As Baran watched, the fear deepened in Jane’s eyes again. He almost growled in frustration. For a moment there, he’d seen a trace of feminine response in her gaze, but now the panic was back. She had reason to be afraid with Druas after her, but her best protection from that threat was Baran himself. Which was why he couldn’t let her run from him.
“I appreciate your sense of civic responsibility,” she told him in an elaborately polite tone as she edged away, “but I think I’d rather depend on the local cops.”
“That wouldn’t be wise.”
She pointed toward the stairs. Despite her firm tone, her hand shook slightly. “Let me put it another way: Get out.”

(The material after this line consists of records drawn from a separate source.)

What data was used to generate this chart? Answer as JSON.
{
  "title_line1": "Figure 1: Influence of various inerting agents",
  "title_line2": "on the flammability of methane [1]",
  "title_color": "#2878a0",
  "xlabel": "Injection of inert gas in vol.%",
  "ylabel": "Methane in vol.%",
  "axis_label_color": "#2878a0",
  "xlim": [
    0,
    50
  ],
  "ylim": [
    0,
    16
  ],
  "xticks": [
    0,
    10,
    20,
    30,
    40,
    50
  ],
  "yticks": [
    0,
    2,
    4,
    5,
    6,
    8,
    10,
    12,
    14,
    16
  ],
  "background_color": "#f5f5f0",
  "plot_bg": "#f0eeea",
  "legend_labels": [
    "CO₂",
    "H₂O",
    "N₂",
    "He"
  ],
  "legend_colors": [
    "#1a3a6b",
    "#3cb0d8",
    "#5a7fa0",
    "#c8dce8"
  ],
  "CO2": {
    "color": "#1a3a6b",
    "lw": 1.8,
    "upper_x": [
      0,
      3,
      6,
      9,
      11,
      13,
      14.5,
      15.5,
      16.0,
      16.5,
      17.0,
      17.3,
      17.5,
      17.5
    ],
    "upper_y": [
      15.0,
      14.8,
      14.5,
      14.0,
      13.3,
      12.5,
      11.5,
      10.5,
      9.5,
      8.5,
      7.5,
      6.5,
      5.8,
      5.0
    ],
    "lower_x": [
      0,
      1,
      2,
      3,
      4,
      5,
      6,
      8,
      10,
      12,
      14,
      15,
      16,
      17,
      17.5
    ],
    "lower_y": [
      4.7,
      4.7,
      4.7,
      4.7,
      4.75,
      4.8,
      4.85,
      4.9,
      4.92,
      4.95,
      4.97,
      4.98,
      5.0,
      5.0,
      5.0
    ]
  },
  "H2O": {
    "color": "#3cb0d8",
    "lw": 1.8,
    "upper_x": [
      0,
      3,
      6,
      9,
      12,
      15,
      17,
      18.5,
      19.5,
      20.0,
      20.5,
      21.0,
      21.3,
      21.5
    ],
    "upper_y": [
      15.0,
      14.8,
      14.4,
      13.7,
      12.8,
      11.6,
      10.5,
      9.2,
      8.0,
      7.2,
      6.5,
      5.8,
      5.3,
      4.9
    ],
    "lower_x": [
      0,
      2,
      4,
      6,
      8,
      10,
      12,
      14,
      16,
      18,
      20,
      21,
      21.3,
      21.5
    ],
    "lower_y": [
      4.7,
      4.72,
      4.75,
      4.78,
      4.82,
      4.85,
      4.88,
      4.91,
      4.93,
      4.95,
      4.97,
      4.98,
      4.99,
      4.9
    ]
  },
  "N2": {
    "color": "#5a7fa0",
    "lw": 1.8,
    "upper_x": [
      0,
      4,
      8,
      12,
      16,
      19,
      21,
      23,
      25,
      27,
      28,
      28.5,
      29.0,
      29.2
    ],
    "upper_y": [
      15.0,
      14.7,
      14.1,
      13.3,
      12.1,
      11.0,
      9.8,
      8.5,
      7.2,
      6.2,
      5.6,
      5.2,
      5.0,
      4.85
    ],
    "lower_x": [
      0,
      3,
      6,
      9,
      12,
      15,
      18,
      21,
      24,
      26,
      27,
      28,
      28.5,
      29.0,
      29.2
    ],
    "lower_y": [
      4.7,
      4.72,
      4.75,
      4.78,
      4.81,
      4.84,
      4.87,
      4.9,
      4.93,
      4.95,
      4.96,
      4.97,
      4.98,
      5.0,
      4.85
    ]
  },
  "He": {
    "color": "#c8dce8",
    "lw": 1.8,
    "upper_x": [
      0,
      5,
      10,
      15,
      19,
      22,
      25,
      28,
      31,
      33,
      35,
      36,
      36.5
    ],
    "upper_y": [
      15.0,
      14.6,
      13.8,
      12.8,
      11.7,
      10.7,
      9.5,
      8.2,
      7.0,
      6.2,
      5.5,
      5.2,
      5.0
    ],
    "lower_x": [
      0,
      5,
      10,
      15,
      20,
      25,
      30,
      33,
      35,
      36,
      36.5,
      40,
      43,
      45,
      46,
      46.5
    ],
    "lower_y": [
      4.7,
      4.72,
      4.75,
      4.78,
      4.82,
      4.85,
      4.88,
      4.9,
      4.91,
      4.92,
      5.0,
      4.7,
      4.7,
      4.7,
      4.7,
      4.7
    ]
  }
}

He shook his head and tried a wry smile. “I wish I could. I did have other plans for the next few days.” Like the General’s assassination, but he didn’t think she’d find that particular detail reassuring. “Unfortunately, my superiors have ordered me to protect you, so it seems both of us are going to have to make the best of it.”
“What superiors?” Her small pink tongue slipped out to moisten her full lips.
Baran was instantly reminded of that dangerously erotic red nightgown and its clinging scent of sex. A bolt of lust took him by surprise. He suddenly wanted to taste that mouth. And work his way down. He had to fight to keep his gaze from dropping to those pert, tempting breasts.
“What superiors?” she repeated, her tone sharpening, voice rising as her fear visibly increased.